La soñadora recordaba a Tomás
Olivar, un pintor que sabía atrapar como nadie la luz de la vieja urbe y de
los campos de avellanos, olivos y algarrobos que la circundaban. Aquella misma luminosidad
era la que había enamorado dos milenios antes a las centurias romanas, que
encontraron en Tarraco un clima benigno y el oro del aceite. Almendros de
flores blancas y rosadas, marinas y
bodegones pintados al óleo con colores enérgicos caracterizaban la obra de
aquel genial artista.
La joven acostumbraba a deambular con deleite por el Paseo Arqueológico, enclavado en lo alto
de las imponentes murallas que habían protegido a la ciudad imperial en otros
tiempos de sus enemigos. Una estatua colosal del emperador Augusto presidía aquel
recinto bañado por una cálida luz de tonalidades doradas.

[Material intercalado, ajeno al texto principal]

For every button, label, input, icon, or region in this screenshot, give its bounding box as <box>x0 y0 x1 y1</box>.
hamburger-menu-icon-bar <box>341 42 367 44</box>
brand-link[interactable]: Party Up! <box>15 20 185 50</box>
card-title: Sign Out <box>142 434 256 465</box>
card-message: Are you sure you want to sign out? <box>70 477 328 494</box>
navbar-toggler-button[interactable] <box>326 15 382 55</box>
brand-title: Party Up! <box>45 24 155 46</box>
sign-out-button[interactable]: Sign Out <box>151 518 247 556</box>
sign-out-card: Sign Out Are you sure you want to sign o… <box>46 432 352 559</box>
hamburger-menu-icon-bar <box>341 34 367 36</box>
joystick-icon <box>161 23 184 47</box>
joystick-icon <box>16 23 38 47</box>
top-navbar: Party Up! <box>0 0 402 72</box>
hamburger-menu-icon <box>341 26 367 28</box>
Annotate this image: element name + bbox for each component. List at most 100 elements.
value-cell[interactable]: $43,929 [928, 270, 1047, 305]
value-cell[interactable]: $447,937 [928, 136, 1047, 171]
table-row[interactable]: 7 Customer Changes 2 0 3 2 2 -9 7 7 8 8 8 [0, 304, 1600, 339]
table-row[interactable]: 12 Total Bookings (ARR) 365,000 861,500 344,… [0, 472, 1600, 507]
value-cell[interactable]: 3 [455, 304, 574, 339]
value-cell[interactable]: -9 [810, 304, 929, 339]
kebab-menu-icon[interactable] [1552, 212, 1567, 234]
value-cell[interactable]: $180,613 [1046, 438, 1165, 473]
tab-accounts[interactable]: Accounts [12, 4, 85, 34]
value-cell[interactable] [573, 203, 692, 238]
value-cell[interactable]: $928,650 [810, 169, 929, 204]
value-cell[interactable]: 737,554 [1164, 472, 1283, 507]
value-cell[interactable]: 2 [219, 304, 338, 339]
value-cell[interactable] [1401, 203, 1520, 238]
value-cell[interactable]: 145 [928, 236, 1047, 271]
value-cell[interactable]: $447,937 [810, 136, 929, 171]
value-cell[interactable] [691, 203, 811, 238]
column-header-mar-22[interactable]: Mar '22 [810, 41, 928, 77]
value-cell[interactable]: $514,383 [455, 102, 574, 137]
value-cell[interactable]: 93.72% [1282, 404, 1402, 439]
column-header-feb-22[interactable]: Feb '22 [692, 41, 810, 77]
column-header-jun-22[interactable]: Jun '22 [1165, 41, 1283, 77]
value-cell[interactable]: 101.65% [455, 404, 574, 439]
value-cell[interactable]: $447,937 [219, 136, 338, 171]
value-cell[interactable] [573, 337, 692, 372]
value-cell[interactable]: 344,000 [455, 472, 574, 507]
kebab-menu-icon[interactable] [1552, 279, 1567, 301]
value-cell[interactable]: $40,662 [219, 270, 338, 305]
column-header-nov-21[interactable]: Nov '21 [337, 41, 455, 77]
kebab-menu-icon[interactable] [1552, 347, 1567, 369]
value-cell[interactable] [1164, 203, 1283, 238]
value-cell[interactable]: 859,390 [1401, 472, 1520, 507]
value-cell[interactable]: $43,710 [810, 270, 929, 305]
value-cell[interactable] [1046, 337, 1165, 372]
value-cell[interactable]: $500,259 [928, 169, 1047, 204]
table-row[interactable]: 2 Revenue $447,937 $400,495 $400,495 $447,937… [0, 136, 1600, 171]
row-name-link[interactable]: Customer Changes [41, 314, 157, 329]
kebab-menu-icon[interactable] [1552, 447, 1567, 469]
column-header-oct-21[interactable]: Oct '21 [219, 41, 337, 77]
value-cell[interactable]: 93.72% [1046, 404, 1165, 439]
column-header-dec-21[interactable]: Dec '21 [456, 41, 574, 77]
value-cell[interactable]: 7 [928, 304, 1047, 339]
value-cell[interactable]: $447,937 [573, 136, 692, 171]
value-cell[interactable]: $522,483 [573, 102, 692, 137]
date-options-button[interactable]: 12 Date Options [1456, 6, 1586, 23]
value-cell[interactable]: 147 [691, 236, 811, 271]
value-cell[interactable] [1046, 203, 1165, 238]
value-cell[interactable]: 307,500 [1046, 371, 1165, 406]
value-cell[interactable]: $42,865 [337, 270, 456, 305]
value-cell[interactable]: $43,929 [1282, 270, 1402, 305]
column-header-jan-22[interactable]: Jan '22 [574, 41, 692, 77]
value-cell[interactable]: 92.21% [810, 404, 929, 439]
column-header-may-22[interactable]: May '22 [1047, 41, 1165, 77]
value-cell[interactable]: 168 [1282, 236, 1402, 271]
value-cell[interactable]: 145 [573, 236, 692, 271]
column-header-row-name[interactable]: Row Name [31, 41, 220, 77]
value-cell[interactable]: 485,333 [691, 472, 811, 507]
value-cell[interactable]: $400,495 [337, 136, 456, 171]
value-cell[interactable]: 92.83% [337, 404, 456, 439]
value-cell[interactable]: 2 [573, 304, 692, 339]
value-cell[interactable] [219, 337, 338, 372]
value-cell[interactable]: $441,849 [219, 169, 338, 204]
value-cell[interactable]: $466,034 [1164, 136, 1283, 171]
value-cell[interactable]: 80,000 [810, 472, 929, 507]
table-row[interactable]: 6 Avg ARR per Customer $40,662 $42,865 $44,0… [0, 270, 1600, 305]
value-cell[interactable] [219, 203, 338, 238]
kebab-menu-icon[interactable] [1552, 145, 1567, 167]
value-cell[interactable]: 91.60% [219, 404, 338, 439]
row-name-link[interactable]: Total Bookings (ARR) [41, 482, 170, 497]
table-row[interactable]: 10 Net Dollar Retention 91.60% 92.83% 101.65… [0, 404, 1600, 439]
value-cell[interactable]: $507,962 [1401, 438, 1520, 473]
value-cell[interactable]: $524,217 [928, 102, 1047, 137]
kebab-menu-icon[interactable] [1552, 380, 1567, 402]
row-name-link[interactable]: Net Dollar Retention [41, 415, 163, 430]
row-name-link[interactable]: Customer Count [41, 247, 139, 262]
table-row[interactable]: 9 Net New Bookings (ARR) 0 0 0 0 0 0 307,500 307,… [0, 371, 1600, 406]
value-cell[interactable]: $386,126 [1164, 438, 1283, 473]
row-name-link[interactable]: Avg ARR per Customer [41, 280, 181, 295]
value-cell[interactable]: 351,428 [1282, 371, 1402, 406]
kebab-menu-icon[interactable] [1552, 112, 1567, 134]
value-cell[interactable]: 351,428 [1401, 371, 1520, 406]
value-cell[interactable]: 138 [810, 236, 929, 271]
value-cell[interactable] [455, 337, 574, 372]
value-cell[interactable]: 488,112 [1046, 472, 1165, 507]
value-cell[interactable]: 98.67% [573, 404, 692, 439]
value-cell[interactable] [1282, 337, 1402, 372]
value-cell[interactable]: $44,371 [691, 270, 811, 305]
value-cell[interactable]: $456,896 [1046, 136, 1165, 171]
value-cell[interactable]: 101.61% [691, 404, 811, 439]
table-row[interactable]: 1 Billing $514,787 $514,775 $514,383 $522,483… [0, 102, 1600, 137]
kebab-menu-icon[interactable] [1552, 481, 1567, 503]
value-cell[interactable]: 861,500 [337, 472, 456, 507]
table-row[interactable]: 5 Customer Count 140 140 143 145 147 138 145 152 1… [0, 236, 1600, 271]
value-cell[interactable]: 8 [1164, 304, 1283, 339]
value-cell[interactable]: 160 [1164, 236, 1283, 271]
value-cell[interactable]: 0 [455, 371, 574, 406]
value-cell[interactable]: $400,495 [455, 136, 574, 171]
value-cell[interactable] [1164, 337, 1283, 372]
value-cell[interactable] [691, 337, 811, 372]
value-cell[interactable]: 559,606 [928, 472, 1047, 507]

También se acordaba con cariño del Serrallo, el barrio de
pescadores situado en la parte baja de la población. La fragancia de los guisos
marineros impregnaba aquel lugar que era celebre por el Romesco, una delicia culinaria consistente en una cazuela de
pescado preparado con un sofrito de ajo, avellanas tostadas y unos pimientos rojos
característicos. El perfume del Romesco
era una de las joyas que la joven guardaba celosamente en su corazón.